Assistant ProfessorLife and Environmental Science
- Mentor Information
- Erina Kuranaga (Graduate School of Life Sciences)
|Research Fields||Epithelial cell biology, Developmental genetics, Developmental cell biology, Molecular biology|
|Academic Society Membership||Japanese Society for Developmental Biologists, The Molecular Biology Society of Japan, Genetics Society of America|
Epithelia are the foundation of organs and appendages throughout Metazoa and are a major source of human pathologies such as carcinomas. During embryogenesis and in adult, proliferating cells coordinate tissue growth or remodeling with morphogenesis to maintain their adhesive and polarized architecture. A tight balance of cell behaviors including cell division and death is particularly important for tissue homeostasis within the constraints of the epithelium. Although loss of tissue organization and alteration of cell fate have been assumed to be critical steps in epithelial pathogenesis, their causal relationship, underlying cellular dynamics and molecular networks are largely unknown.

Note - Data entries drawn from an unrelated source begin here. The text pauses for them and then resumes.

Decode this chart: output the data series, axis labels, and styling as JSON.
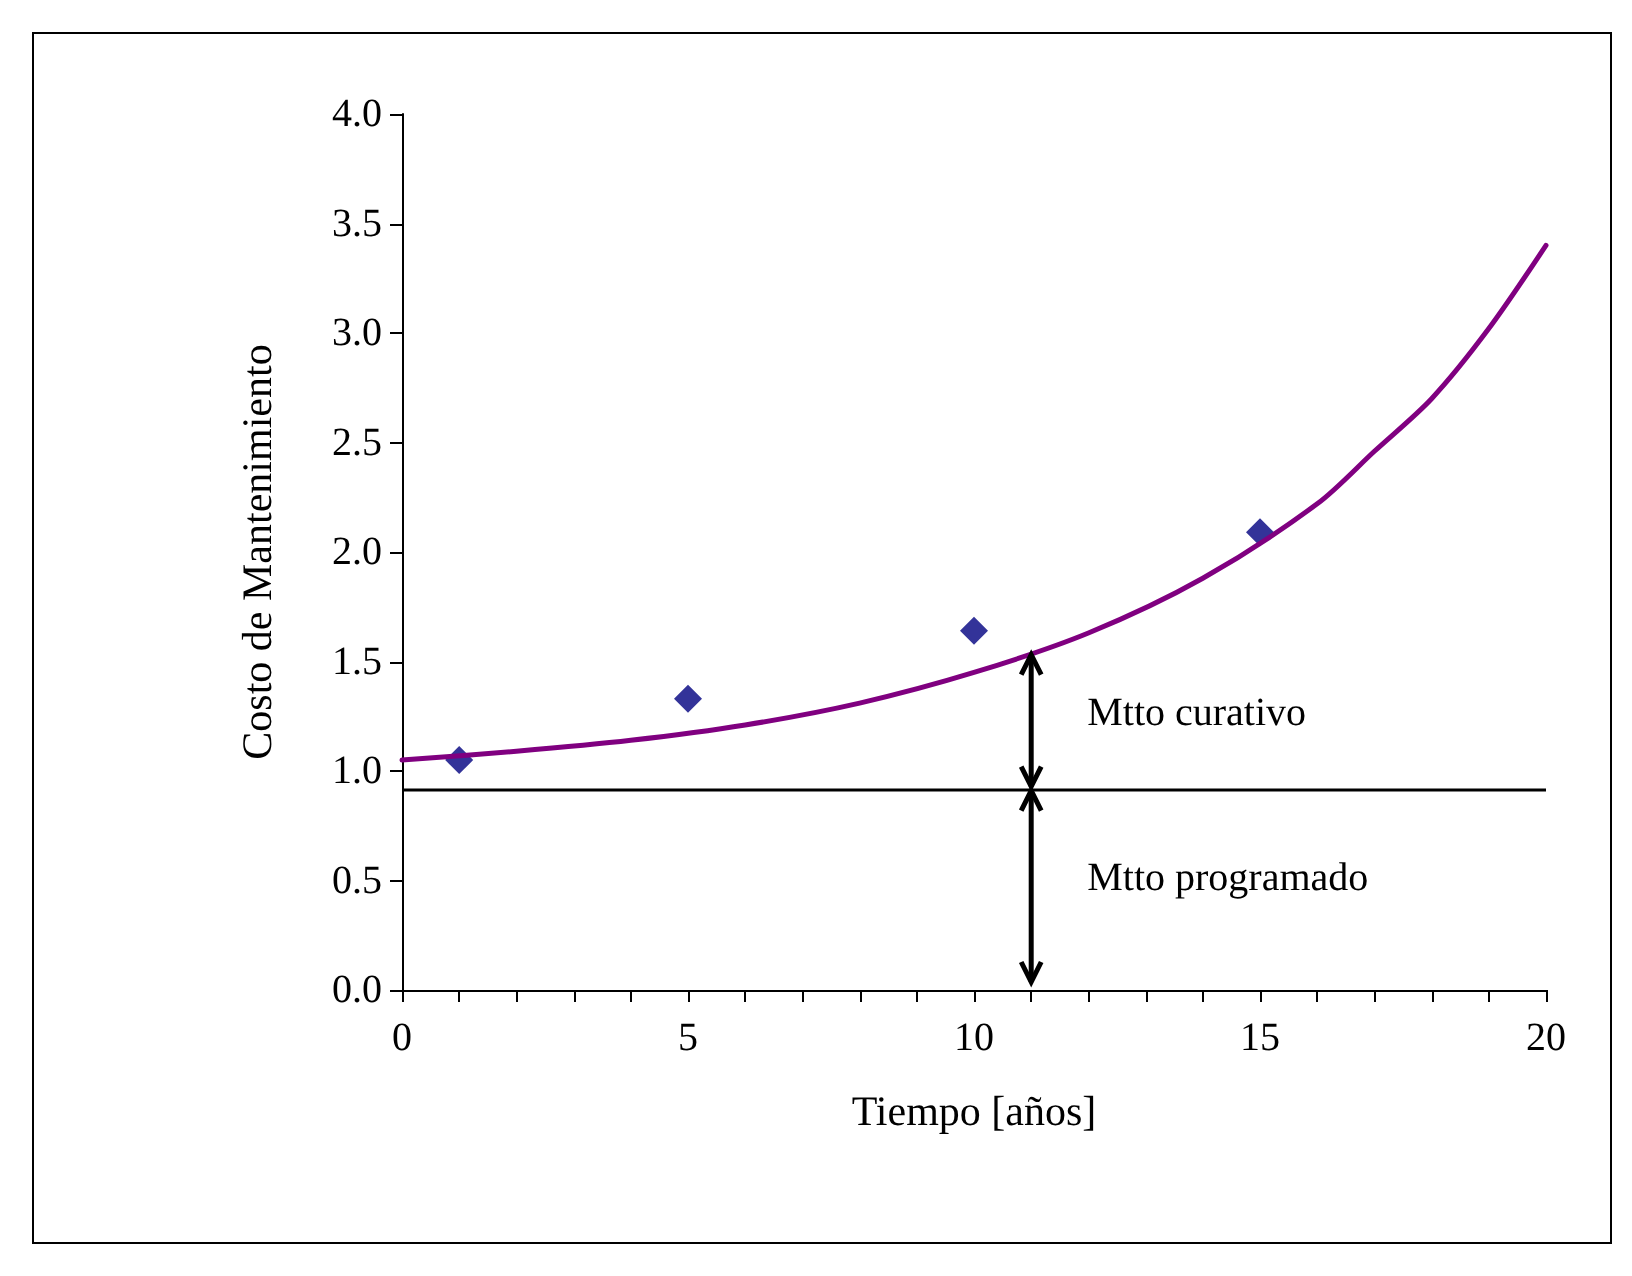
{
  "chart_data": {
    "type": "scatter",
    "xlabel": "Tiempo [años]",
    "ylabel": "Costo de Mantenimiento",
    "xlim": [
      0,
      20
    ],
    "ylim": [
      0,
      4
    ],
    "xticks": [
      0,
      {
        "value": 1,
        "label": null
      },
      {
        "value": 2,
        "label": null
      },
      {
        "value": 3,
        "label": null
      },
      {
        "value": 4,
        "label": null
      },
      5,
      {
        "value": 6,
        "label": null
      },
      {
        "value": 7,
        "label": null
      },
      {
        "value": 8,
        "label": null
      },
      {
        "value": 9,
        "label": null
      },
      10,
      {
        "value": 11,
        "label": null
      },
      {
        "value": 12,
        "label": null
      },
      {
        "value": 13,
        "label": null
      },
      {
        "value": 14,
        "label": null
      },
      15,
      {
        "value": 16,
        "label": null
      },
      {
        "value": 17,
        "label": null
      },
      {
        "value": 18,
        "label": null
      },
      {
        "value": 19,
        "label": null
      },
      20
    ],
    "yticks": [
      {
        "value": 0,
        "label": "0.0"
      },
      {
        "value": 0.5,
        "label": "0.5"
      },
      {
        "value": 1,
        "label": "1.0"
      },
      {
        "value": 1.5,
        "label": "1.5"
      },
      {
        "value": 2,
        "label": "2.0"
      },
      {
        "value": 2.5,
        "label": "2.5"
      },
      {
        "value": 3,
        "label": "3.0"
      },
      {
        "value": 3.5,
        "label": "3.5"
      },
      {
        "value": 4,
        "label": "4.0"
      }
    ],
    "grid": false,
    "series": [
      {
        "type": "scatter",
        "color": "#000080",
        "marker": "diamond",
        "x": [
          1,
          5,
          10,
          15
        ],
        "values": [
          1.05,
          1.33,
          1.64,
          2.09
        ]
      },
      {
        "type": "line",
        "color": "#800080",
        "marker": "none",
        "line_style": "solid",
        "x": [
          0,
          2,
          4,
          6,
          8,
          10,
          12,
          14,
          16,
          17,
          18,
          19,
          20
        ],
        "values": [
          1.05,
          1.09,
          1.14,
          1.21,
          1.31,
          1.45,
          1.63,
          1.88,
          2.22,
          2.46,
          2.7,
          3.02,
          3.4
        ]
      }
    ],
    "ref_lines": [
      {
        "axis": "y",
        "value": 0.92,
        "color": "#000000",
        "line_style": "solid"
      }
    ],
    "annotations": [
      "Mtto curativo",
      "Mtto programado"
    ]
  }
}
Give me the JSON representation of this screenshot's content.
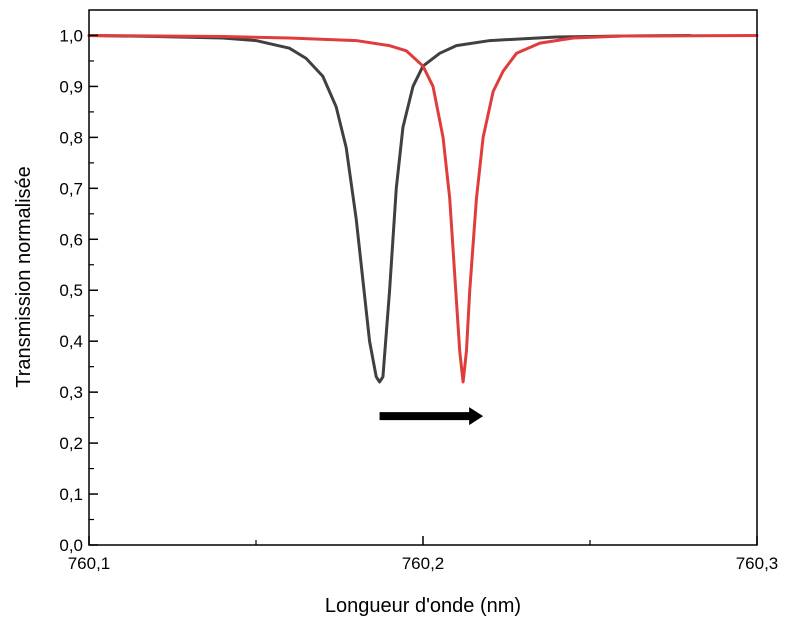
{
  "chart_data": {
    "type": "line",
    "xlabel": "Longueur d'onde (nm)",
    "ylabel": "Transmission normalisée",
    "xlim": [
      760.1,
      760.3
    ],
    "ylim": [
      0.0,
      1.05
    ],
    "x_ticks": [
      {
        "value": 760.1,
        "label": "760,1"
      },
      {
        "value": 760.2,
        "label": "760,2"
      },
      {
        "value": 760.3,
        "label": "760,3"
      }
    ],
    "x_minor_ticks": [
      760.15,
      760.25
    ],
    "y_ticks": [
      {
        "value": 0.0,
        "label": "0,0"
      },
      {
        "value": 0.1,
        "label": "0,1"
      },
      {
        "value": 0.2,
        "label": "0,2"
      },
      {
        "value": 0.3,
        "label": "0,3"
      },
      {
        "value": 0.4,
        "label": "0,4"
      },
      {
        "value": 0.5,
        "label": "0,5"
      },
      {
        "value": 0.6,
        "label": "0,6"
      },
      {
        "value": 0.7,
        "label": "0,7"
      },
      {
        "value": 0.8,
        "label": "0,8"
      },
      {
        "value": 0.9,
        "label": "0,9"
      },
      {
        "value": 1.0,
        "label": "1,0"
      }
    ],
    "grid": false,
    "legend": "none",
    "series": [
      {
        "color": "#404040",
        "x": [
          760.1,
          760.12,
          760.14,
          760.15,
          760.16,
          760.165,
          760.17,
          760.174,
          760.177,
          760.18,
          760.182,
          760.184,
          760.186,
          760.187,
          760.188,
          760.19,
          760.192,
          760.194,
          760.197,
          760.2,
          760.205,
          760.21,
          760.22,
          760.24,
          760.26,
          760.28
        ],
        "y": [
          1.0,
          0.998,
          0.995,
          0.99,
          0.975,
          0.955,
          0.92,
          0.86,
          0.78,
          0.64,
          0.52,
          0.4,
          0.33,
          0.32,
          0.33,
          0.5,
          0.7,
          0.82,
          0.9,
          0.94,
          0.965,
          0.98,
          0.99,
          0.997,
          0.999,
          1.0
        ]
      },
      {
        "color": "#e03c3c",
        "x": [
          760.1,
          760.14,
          760.16,
          760.18,
          760.19,
          760.195,
          760.2,
          760.203,
          760.206,
          760.208,
          760.21,
          760.211,
          760.212,
          760.213,
          760.214,
          760.216,
          760.218,
          760.221,
          760.224,
          760.228,
          760.235,
          760.245,
          760.26,
          760.3
        ],
        "y": [
          1.0,
          0.998,
          0.995,
          0.99,
          0.98,
          0.97,
          0.94,
          0.9,
          0.8,
          0.68,
          0.48,
          0.38,
          0.32,
          0.38,
          0.5,
          0.68,
          0.8,
          0.89,
          0.93,
          0.965,
          0.985,
          0.995,
          0.999,
          1.0
        ]
      }
    ],
    "annotations": [
      {
        "type": "arrow",
        "color": "#000000",
        "x_start": 760.187,
        "x_end": 760.218,
        "y": 0.253
      }
    ]
  }
}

My research interests are to understand how the polarized epithelial architecture is robustly maintained and to illuminate the causes of epithelial diseases by gaining mechanistic insights into the inherent plasticity of epithelial cells. Previously, I showed that the defects in mitotic spindle orientation in epithelia can trigger abnormal Epithelial-to-Mesenchymal Transition (EMT) and potential tumor formation (Figure). I am currently investigating mechanisms of aberrant cellular plasticity, or pathogenic cell-fates by studying EMT, tumorigenesis and regeneration using the Drosophila epithelia as a genetically tractable model. The overlapping objectives of my aims address a fundamental question: how does epithelial architecture maintain tissue homeostasis and suppress abnormal cell fate transformation? At the FRIS, I will introduce interdisciplinary approaches and elucidate the molecular and cellular machinery underlying biological phenomena.